Cisco Is Still Performing
Daniel is a member of The Motley Fool Blog Network -- entries represent the personal opinion of the blogger and are not formally edited.
In the information age, it’s all about communication. For this worldwide communication to operate smoothly, networking devices are a crucial cog in the machine. Moreover, as internet penetration continues to rise in developing countries, demand for these products will increase. Cisco (NASDAQ: CSCO) is one of the world’s largest providers of networking solutions. Currently, the stock appears to offer good value for money, and also presents a compelling growth opportunity due to its diversity.
Cisco has a massive market cap of $106.77 billion and employs over 66,000 people, making it one of the larger companies traded in the US. It is a hugely diversified networking and communication devices company, producing routers, switches, wireless products, set-top boxes, security products and solutions for cloud-enabled businesses. The stock is up about 12% in the last year and has a beta of 1.24, as well as a healthy 2.78% yield.
Earnings and Cash Position
Cisco earnings over the last few years have been impressive to say the least. In fact, EPS has beaten analyst expectations for seven consecutive quarters. In the most recent earnings report, the company reported net income of $2.6 billion, which represented a growth of 11%. Revenue came in at $11.9 billion, which represented a rise of 6%. YoY revenue growth is in the double-digits coming in at 12%. The company’s cash position of also enviable. While the firm has a total debt to equity ratio of almost 31, it is sitting on $45 billion worth of cash, which should be more than enough to fuel further acquisitions and R&D needed to stay ahead of the competition.
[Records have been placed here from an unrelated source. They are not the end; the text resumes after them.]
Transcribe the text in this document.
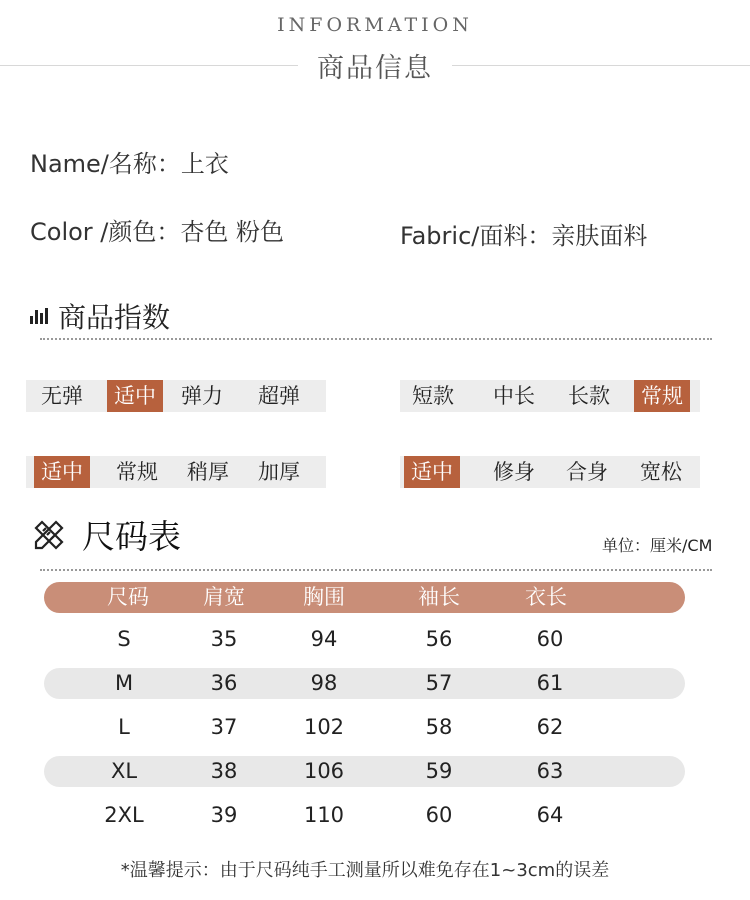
INFORMATION
商品信息
Name/名称：上衣
Color /颜色：杏色 粉色	Fabric/面料：亲肤面料
商品指数
无弹	适中	弹力	超弹	短款	中长	长款	常规
适中	常规	稍厚	加厚	适中	修身	合身	宽松
尺码表	单位：厘米/CM
尺码	肩宽	胸围	袖长	衣长
S	35	94	56	60
M	36	98	57	61
L	37	102	58	62
XL	38	106	59	63
2XL	39	110	60	64
*温馨提示：由于尺码纯手工测量所以难免存在1~3cm的误差
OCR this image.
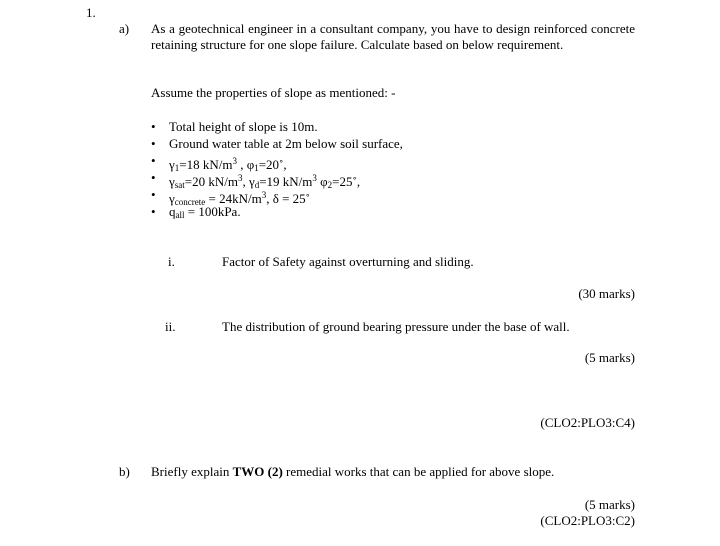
1.
a) As a geotechnical engineer in a consultant company, you have to design reinforced concrete retaining structure for one slope failure. Calculate based on below requirement.
Assume the properties of slope as mentioned: -
• Total height of slope is 10m.
• Ground water table at 2m below soil surface,
• $\gamma_1=18$ $kN/m^3$ , $\varphi_1=20˚$,
• $\gamma_{sat}=20$ $kN/m^3$, $\gamma_d=19$ $kN/m^3$ $\varphi_2=25˚$,
• $\gamma_{concrete} = 24kN/m^3$, δ = 25˚
• $q_{all} = 100kPa$.
i.	Factor of Safety against overturning and sliding.
(30 marks)
ii.	The distribution of ground bearing pressure under the base of wall.
(5 marks)
(CLO2:PLO3:C4)
b) Briefly explain TWO (2) remedial works that can be applied for above slope.
(5 marks)
(CLO2:PLO3:C2)
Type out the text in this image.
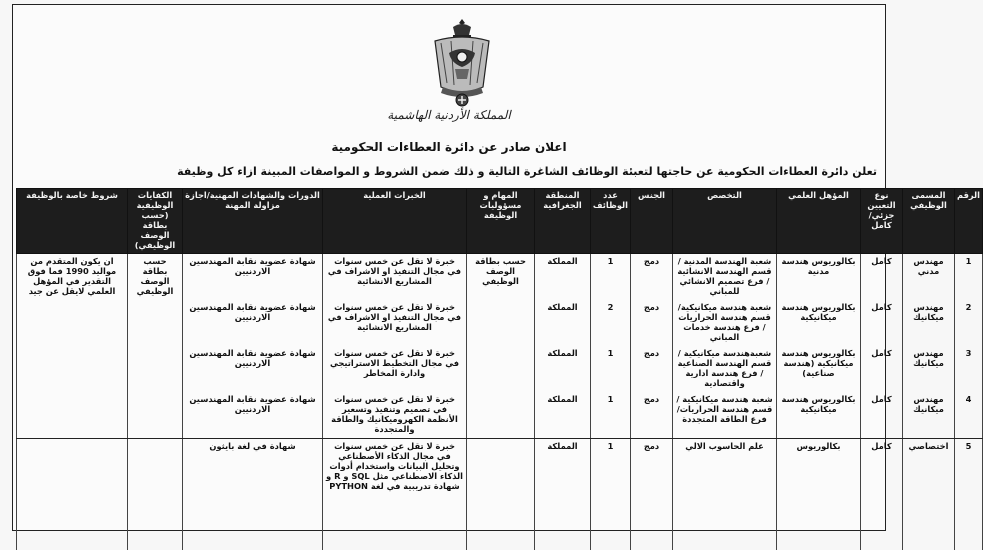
المملكة الأردنية الهاشمية
اعلان صادر عن دائرة العطاءات الحكومية
تعلن دائرة العطاءات الحكومية عن حاجتها لتعبئة الوظائف الشاغرة التالية و ذلك ضمن الشروط و المواصفات المبينة ازاء كل وظيفة
الرقم	المسمى الوظيفي	نوع التعيين جزئي/كامل	المؤهل العلمي	التخصص	الجنس	عدد الوظائف	المنطقة الجغرافية	المهام و مسؤوليات الوظيفة	الخبرات العملية	الدورات والشهادات المهنية/اجازة مزاولة المهنة	الكفايات الوظيفية (حسب بطاقة الوصف الوظيفي)	شروط خاصة بالوظيفة
1	مهندس مدني	كامل	بكالوريوس هندسة مدنية	شعبة الهندسة المدنية / قسم الهندسة الانشائية / فرع تصميم الانشائي للمباني	دمج	1	المملكة	حسب بطاقة الوصف الوظيفي	خبرة لا تقل عن خمس سنوات في مجال التنفيذ او الاشراف في المشاريع الانشائية	شهادة عضوية نقابة المهندسين الاردنيين	حسب بطاقة الوصف الوظيفي	ان يكون المتقدم من مواليد 1990 فما فوق التقدير في المؤهل العلمي لايقل عن جيد
2	مهندس ميكانيك	كامل	بكالوريوس هندسة ميكانيكية	شعبة هندسة ميكانيكية/ قسم هندسة الحراريات / فرع هندسة خدمات المباني	دمج	2	المملكة		خبرة لا تقل عن خمس سنوات في مجال التنفيذ او الاشراف في المشاريع الانشائية	شهادة عضوية نقابة المهندسين الاردنيين		
3	مهندس ميكانيك	كامل	بكالوريوس هندسة ميكانيكية (هندسة صناعية)	شعبةهندسة ميكانيكية / قسم الهندسة الصناعية / فرع هندسة ادارية واقتصادية	دمج	1	المملكة		خبرة لا تقل عن خمس سنوات في مجال التخطيط الاستراتيجي وادارة المخاطر	شهادة عضوية نقابة المهندسين الاردنيين		
4	مهندس ميكانيك	كامل	بكالوريوس هندسة ميكانيكية	شعبة هندسة ميكانيكية / قسم هندسة الحراريات/ فرع الطاقة المتجددة	دمج	1	المملكة		خبرة لا تقل عن خمس سنوات في تصميم وتنفيذ وتسعير الأنظمة الكهروميكانيك والطاقة والمتجددة	شهادة عضوية نقابة المهندسين الاردنيين		
5	اختصاصي	كامل	بكالوريوس	علم الحاسوب الالي	دمج	1	المملكة		خبرة لا تقل عن خمس سنوات في مجال الذكاء الأصطناعي وتحليل البيانات واستخدام أدوات الذكاء الاصطناعي مثل SQL و R و شهادة تدريبية في لغة PYTHON	شهادة في لغة بايثون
The company recently completed the acquisitions of Meraki and Cariden, which reflect the desire to continue investing in software solutions to offset potential weakness in the hardware division.
Valuations and Metrics
Cisco trades at about 13x earnings, which is a substantial discount to the 18.3x industry average. The forward P/E is even more attractive at 9.6x earnings. The price to book is a very reasonable 2.03. The operating margin is very strong at 22.8% and return on equity is a healthy 16.7%. These solid metrics are certainly ahead of Juniper Networks (NYSE: JNPR), a key competitor. Juniper trades at a huge 55.5x earnings with a substantially lower operating margin of 9.5%. The return on equity is also disappointing at 2.67%. Juniper has a little less debt, but also less cash on hand with about a third of its market cap in cash compared to Cisco’s almost 50%.
Where some tech companies have stumbled and fallen in the tough macro-economic environment, Cisco continues to perform well due its diversity combined with scale advantages. With plenty of cash on hand to continue funding acquisitions and product development, earnings have also consistently come in above analyst expectations. To top it all off, the company currently trades at a discount compared to the industry and the broader market, making it a compelling investment option. The firm should be able to continue this strong performance going into 2013.